Updated 14:50 October 20. AWS says the issue is fully resolved and confirmed that delays had extended from October 17-20. It fully processed the backlog of delayed replication by October 20 3:45 AM PDT.
AWS says it is processing a “backlog” of S3 objects awaiting replication after an incident at its US-EAST-1 region triggered data copying issues – customers publicly saying they were affected include cloud security company Wiz whose customers saw delays to security scans.
The incident is likely to put it in breach of S3 RTC SLAs for customers. (Replication Time Control is a service introduced by AWS in 2019 that is “designed to replicate 99.99% of objects within 15 minutes after upload, with the majority of those new objects replicated in seconds”)

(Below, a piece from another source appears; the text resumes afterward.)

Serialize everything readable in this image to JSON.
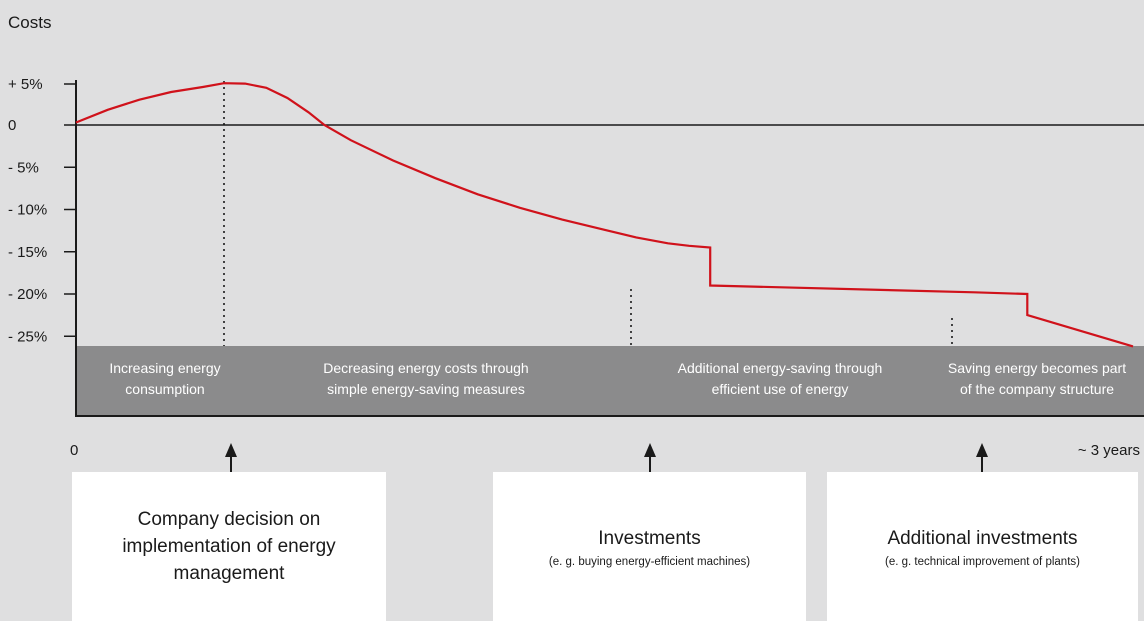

AWS said it had deployed “a code change to a subsystem that aggregates replication operations and then we will scale up the traffic settings” after the incident, which began early October 18, Pacific Time.
AWS S3 replication issues resolving
“[Since] our alarms fired upon detection of replication delays our engineers have been focused on mitigating the impact of the delayed replication through changes made to replication subsystems, resource adjustments and other modifications to the replication environment.”

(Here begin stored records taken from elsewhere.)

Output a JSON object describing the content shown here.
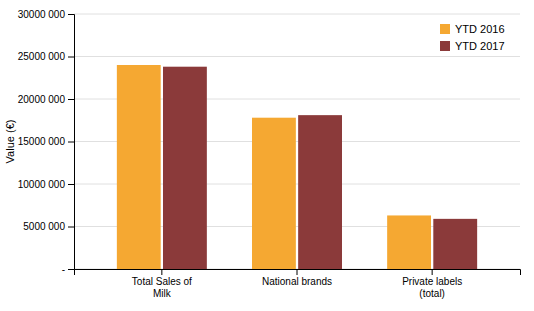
{
  "chart_data": {
    "type": "bar",
    "categories": [
      "Total Sales of\nMilk",
      "National brands",
      "Private labels\n(total)"
    ],
    "series": [
      {
        "name": "YTD 2016",
        "color": "#F5A832",
        "values": [
          24000000,
          17800000,
          6300000
        ]
      },
      {
        "name": "YTD 2017",
        "color": "#8B3A3A",
        "values": [
          23800000,
          18100000,
          5900000
        ]
      }
    ],
    "ylabel": "Value (€)",
    "ylim": [
      0,
      30000000
    ],
    "yticks": [
      {
        "value": 0,
        "label": "-"
      },
      {
        "value": 5000000,
        "label": "5000 000"
      },
      {
        "value": 10000000,
        "label": "10000 000"
      },
      {
        "value": 15000000,
        "label": "15000 000"
      },
      {
        "value": 20000000,
        "label": "20000 000"
      },
      {
        "value": 25000000,
        "label": "25000 000"
      },
      {
        "value": 30000000,
        "label": "30000 000"
      }
    ],
    "grid": true,
    "legend": "upper right"
  }
}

That’s according to an AWS service status that also shows approximately 11 hours after the first alerts it was “making progress on restarting a replication subsystem that distributes work via queues.”
“We've gradually slowed the system and are scaling it back up again so that we can more closely observe and mitigate how the software processes the increased load” it said at 11:35 PM, October 18.
Which service wobbled?
Amazon S3 Replication Time Control (RTC) in US-EAST-1. This lets customers copy critical data within or between AWS regions in order to meet regulatory requirements for geographic redundancy as part of a disaster recover plan, or for other operational reasons. Customers can copy within a region to aggregate logs, set up test and development environments, and to address compliance requirements.
Early Thursday 19 it told customers that “while we are restoring our replication system [you] can use the S3 COPY API directly or through S3 Batch Operations, or use AWS Backup. For customers who have a lifecycle policy on replicated data, we can confirm that lifecycle policies will not take action on replicated data until all the replicated data in the backlog has been delivered to destination buckets” it added.
As The Stack published, AWS was seeing “steady progress in recovery of RTC replication traffic for storage using the US-EAST-1 Region, sustaining 80% throughput for First In First Out (FIFO) RTC replication.”
AWS has periodically faced capacity and resilience issues at its aging US-EAST-1 data centre. The post-mortem of a 2020 outage there revealed a number of unexpected vulnerabilities in its architecture there; when it added new capacity to the front-end of data streaming service AWS Kinesis at the time this led "all of the servers in the fleet to exceed the maximum number of threads allowed by an operating system configuration," AWS admitted in a detailed post-mortem.
“We will be moving to larger CPU and memory servers, reducing the total number of servers and, hence, threads required by each server to communicate across the fleet” it added at the time, as a near-term fix. Another 2021 incident there also pointed to capacity challenges including "increased resource contention within the EBS subsystem responsible for coordinating EBS storage hosts".